At some speed, it reaches applied voltage, being a bit lower (some of applied voltage is spent for compensation of active resistance of conductors, inductive losses in core and friction losses in bearings, gear and other mechanical hardware), so all applied voltage is compensated and no more torque is being produced - motor can't accelerate further. Voltage then can be increased, but it's limit is actual line voltage. The (stator's) field weakening reduces "generator effect", hence back-electro-motive force turns lower, and given applied voltage now can produce some extra current, hence torque and rotation speed is increased, by cost of extra losses of power, diccipated by current, being diverged to resistors, inserted in parallel with stator's coil.

[Fablok]

Here is a description of the locomotive I ride on. It's a combustion engine with a bypass, so if anything I have instructions for it. The book has 500 pages, so the diagrams will be found ;) By turning the wheel of the drive controller, the next starting positions are set. In position 2, the main generator is excited with an exciter, as a result of which it starts to generate traction current, which is used to power the traction motors. The locomotive moves. By setting successive positions of the drive controller, we increase the excitation of the main generator and the rotation of the internal combustion engine, which thus increases the appropriate current values. Due to the fact that the combustion engine drives the generator, the power and revolutions of the combustion engine must be synchronized with the power and revolutions of the main generator. The Woodward regulator is responsible for adjusting the rotation of the internal combustion engine to the degree of excitation of the main generator. Woodward regulator

The Woodward's regulator appropriately doses fuel to the cylinders of the internal combustion engine in accordance with the degree of excitation of the main generator, so that the balance between the revolutions and power of the internal combustion engine and the main generator is maintained.

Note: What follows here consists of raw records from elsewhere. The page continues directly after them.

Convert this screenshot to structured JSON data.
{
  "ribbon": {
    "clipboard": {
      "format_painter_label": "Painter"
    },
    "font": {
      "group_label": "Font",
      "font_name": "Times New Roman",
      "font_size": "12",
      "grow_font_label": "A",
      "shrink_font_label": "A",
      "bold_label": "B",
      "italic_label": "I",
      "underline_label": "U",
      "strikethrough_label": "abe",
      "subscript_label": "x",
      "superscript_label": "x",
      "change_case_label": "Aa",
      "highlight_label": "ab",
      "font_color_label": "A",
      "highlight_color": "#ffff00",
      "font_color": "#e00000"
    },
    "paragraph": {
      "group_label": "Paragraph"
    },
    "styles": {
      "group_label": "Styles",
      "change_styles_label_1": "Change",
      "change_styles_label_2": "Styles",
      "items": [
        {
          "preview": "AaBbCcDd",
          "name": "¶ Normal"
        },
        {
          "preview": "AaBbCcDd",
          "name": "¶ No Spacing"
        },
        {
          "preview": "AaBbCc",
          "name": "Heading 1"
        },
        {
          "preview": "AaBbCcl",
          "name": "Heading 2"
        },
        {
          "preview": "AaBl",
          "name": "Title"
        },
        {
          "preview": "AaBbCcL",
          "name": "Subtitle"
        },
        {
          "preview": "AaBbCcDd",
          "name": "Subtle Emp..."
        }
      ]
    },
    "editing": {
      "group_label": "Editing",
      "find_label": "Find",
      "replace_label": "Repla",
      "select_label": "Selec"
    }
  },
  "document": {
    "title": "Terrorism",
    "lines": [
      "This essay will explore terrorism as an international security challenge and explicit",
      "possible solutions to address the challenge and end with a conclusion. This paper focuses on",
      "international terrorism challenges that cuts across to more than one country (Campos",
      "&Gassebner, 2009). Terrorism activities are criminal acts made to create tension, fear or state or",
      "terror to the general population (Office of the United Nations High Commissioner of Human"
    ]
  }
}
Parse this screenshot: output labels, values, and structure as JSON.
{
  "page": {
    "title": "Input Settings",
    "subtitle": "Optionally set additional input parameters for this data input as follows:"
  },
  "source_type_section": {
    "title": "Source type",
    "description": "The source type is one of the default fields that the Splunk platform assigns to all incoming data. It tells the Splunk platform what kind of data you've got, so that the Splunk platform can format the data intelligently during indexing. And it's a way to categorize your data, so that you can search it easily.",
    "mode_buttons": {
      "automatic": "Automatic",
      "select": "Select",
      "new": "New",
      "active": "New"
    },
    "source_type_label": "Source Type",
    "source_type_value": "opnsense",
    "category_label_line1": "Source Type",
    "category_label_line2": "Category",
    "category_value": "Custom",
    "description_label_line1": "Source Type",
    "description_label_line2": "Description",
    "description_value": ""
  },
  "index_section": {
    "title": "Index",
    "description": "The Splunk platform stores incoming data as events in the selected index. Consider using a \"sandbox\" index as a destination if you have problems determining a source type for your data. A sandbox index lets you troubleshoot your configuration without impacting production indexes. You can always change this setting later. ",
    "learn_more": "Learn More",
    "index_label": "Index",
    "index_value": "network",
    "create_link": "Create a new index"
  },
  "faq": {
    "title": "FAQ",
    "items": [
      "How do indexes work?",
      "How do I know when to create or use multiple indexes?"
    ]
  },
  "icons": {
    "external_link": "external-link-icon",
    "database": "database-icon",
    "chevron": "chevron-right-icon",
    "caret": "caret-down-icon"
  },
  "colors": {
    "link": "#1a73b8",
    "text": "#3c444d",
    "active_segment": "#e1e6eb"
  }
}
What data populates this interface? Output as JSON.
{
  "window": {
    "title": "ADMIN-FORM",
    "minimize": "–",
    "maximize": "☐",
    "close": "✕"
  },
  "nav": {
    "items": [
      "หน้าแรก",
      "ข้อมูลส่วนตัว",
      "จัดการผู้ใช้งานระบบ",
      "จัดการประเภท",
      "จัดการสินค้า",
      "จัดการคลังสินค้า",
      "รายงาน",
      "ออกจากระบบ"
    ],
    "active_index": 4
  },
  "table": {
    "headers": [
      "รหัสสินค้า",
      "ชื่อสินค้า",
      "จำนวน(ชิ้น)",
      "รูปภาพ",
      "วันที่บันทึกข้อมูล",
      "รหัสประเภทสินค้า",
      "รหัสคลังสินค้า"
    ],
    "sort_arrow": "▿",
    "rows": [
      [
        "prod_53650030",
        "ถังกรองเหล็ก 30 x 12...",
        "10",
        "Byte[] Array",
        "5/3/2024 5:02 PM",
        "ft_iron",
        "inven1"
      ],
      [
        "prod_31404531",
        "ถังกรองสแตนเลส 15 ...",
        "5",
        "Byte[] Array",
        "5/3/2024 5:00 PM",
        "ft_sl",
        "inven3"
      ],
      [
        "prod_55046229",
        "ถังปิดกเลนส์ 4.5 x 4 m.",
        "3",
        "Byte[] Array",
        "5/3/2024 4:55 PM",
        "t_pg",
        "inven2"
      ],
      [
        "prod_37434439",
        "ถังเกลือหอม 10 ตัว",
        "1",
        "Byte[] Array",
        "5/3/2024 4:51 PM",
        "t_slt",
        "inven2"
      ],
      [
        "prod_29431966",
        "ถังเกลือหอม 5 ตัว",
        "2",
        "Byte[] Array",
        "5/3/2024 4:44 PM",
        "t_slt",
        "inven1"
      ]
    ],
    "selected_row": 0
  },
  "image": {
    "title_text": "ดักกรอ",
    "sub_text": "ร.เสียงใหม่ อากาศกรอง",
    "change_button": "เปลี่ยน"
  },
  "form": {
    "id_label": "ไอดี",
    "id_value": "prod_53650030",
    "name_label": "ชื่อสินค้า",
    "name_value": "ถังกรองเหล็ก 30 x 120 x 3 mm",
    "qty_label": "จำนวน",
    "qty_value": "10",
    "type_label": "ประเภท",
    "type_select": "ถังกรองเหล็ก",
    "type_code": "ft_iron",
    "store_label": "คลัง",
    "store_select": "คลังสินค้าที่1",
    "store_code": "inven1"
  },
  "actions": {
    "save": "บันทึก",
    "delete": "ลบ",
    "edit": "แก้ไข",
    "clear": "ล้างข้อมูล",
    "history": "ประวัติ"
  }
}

After the travel controller wheel reaches the last 11th position, it is possible to shun the traction motor windings. Shunting consists in excluding a part of the stator winding of traction motors from the main circuit, as a result of which the magnetic flux of the stator windings of traction motors is reduced, which increases the rotational speed of the traction motors' rotors. The locomotive then has low torque but high acceleration.
In order to shun, it is necessary to return the travel controller wheel to position 6. After setting this position, press the "shunting" button on the driver's desk. The shunt indicator light will then turn on. Then, in order to further weaken the excitation, the wheel of the travel controller can be turned up to position 11. The SM42 series locomotive can be driven in two modes: linear and shunting. The "maneuvering" switch located on the driver's control panel is used to set the selected mode.
Switch positions:
0 - shunting is disabled. The locomotive can be started using all the functions described earlier.
1 - shunting is on. It is not possible to attenuate the excitation of traction motors (shunting). However, it is possible to control the locomotive's ride more precisely using the shunting drive excitation potentiometer. This potentiometer is located on the column of the main brake valve and works with the exciter of the main generator. By adjusting the potentiometer knob, the main generator exciter is precisely controlled.

https://upload.wikimedia.org/wikipedia/commons/7/72/SM42-1040_na_stacji_%C5%9Awinouj%C5%9Bcie_Przyt%C3%B3r_-_lipiec_2018_-1.jpg

[Weter]

Hello.
What do You call "bypass"

[Weter]

By the way, that is the reason, why using reverse in kind of "dynamic brakes" is unacceptable: when we reverse polarity of voltage, applied to motor, said counter EMF is then added to voltage, instead of being subtracted. Twice greater voltage can appear, as a result, damaging hardware and even causing fire.

[Fablok]

Translator error. Shunt ;) Its about shunting ;)

[Weter]

I see, thanks. Maneurer(switcher) locomotive. Yes, I remember the video (or photo?) from depot, showing, how it looked.